Wednesday, April 11, 2007

Does This Make Milwaukee a Baseball Town?

Milwaukee baseball fans getting a huge pat on the back today from the Cleveland Indians - and from ESPN.com - for that stunning turnout at Miller Park last night.

Indians closer Joe Borowski was not optimistic about the fan turnout.

"I thought it would be like five, maybe 500," Borowski said. "I thought it would be like an American Legion game. I mean come on, less than 24 hours notice? I didn't think anyone would be here."

His reaction to the 19,000 + fans that showed up?

"You can't say enough about Milwaukee," Borowski said. "I was amazed. Absolutely amazed. Nobody imagined this. It actually felt like a home game."

The fans even busted out that old Camp Randall tradition, the slow motion wave (along with its counterpart, the quick wave) during the game.

"It was one of the coolest things I had ever seen," Borowski said. "I thought my eyes were playing tricks on me."

"I had never seen the slow-mo wave before," manager Eric Wedge said. "That locked me up."

Nice work, Brewers fans. I think it's safe to say the Brewers picked up a few more fans in N. Ohio last night.

3 comments:

Anonymous said...

.....That is until 12,500 show up for some random weekday game in May. What does that turnout say about ticket prices at Miller park? ($15 for good parking and $6.25 for a beer and $18 for the worst ticket imaginable.) That's $40 for one person to sit in the nosebleeds, drink a beer, and bolt after the bottom of the 7th. I really feel for people with families. It's got to be $150-200 to take 4 people and sit somewhere decent. That's why the $10 a ticket yielded the turnout. It was Milwaukee's fiscal responsibilty that came shining through, not their interest in baseball.

Anonymous said...

I also believe it was the novelty of the whole thing and the fact that those are two pretty good ballclubs. If it was the Orioles and Mariners that were coming to Miller Park, you'd have seen something different. No doubt ticket prices had a lot to do with it, plus the fact that schools are on spring break.

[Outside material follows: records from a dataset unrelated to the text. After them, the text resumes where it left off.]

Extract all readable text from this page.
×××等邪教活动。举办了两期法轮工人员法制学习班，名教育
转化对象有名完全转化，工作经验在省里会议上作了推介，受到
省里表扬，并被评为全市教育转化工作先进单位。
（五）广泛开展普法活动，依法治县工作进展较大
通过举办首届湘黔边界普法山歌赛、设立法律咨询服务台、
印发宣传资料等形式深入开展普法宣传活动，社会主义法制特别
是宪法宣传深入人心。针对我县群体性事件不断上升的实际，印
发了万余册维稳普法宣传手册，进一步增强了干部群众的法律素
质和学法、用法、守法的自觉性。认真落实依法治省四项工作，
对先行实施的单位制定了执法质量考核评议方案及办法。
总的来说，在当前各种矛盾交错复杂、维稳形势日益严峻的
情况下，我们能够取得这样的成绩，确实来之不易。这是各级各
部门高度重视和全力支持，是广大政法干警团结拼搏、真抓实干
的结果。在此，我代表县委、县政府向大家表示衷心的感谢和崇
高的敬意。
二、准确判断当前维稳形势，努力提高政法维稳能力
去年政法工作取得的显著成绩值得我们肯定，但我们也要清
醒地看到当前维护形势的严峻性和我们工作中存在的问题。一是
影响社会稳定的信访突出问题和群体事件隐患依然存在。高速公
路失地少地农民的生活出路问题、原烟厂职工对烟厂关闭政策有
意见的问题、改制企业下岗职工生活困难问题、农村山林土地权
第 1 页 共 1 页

All in all, however, I don't think we can discount the legitimate interest that the people of Milwaukee obviously have in major league baseball.

Anonymous said...

I was also impressed with the number of fans that showed up. I was expecting about 3,000 considering it wasnt the Yanks or Cubs or Red Sox coming to town. Another big reason was that it was really early in the baseball season. Brewer Fever is still rather high. If this was mid August and the Crew was 12 games out, people would have NFL on their minds not a random Indians-Angles series. At the end of the day, kudos to Milwaukee baseball fans.